Iran and the regional forces it backs have increasingly relied in recent years on drones in Yemen, Syria, Iraq and the Strait of Hormuz at the mouth of the Gulf.
Iran’s armed forces are to test combat drones used as bombers, interceptors and in reconnaissance missions in the two-day exercises in central Semnan province, the semi-official Fars news agency said.
Beyond surveillance, Iranian drones can drop munitions and also carry out a “kamikaze” flight when loaded with explosives and flown into a target, according to a US official who spoke to Reuters last year here.
Iran has developed a large domestic arms industry in the face of international sanctions and embargoes that bar it from importing many weapons.

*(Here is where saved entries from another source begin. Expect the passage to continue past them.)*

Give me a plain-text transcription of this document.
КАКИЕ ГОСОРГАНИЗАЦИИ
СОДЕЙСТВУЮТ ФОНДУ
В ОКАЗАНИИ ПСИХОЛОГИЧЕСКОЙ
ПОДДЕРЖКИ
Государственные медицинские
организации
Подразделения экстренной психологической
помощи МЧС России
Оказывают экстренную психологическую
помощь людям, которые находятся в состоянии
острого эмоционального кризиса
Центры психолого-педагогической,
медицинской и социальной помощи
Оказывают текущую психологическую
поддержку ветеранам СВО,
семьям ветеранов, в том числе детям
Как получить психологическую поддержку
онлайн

Western military analysts say Iran often exaggerates its weapons capabilities, though concerns about its long-range ballistic missile program contributed to Washington leaving Tehran’s 2015 nuclear pact with world powers.
The exercises coincided with increased tensions between Iran and the United States, two days after the first anniversary of the killing of Iranian general Qassem Soleimani in a US drone strike at Baghdad airport, and two weeks before President-elect Joe Biden takes office. Biden aims to revive the nuclear agreement, though diplomacy is expected to be tricky.
On Monday Iranian forces seized a South Korean tanker in the Gulf, and Tehran also announced plans to increase uranium enrichment.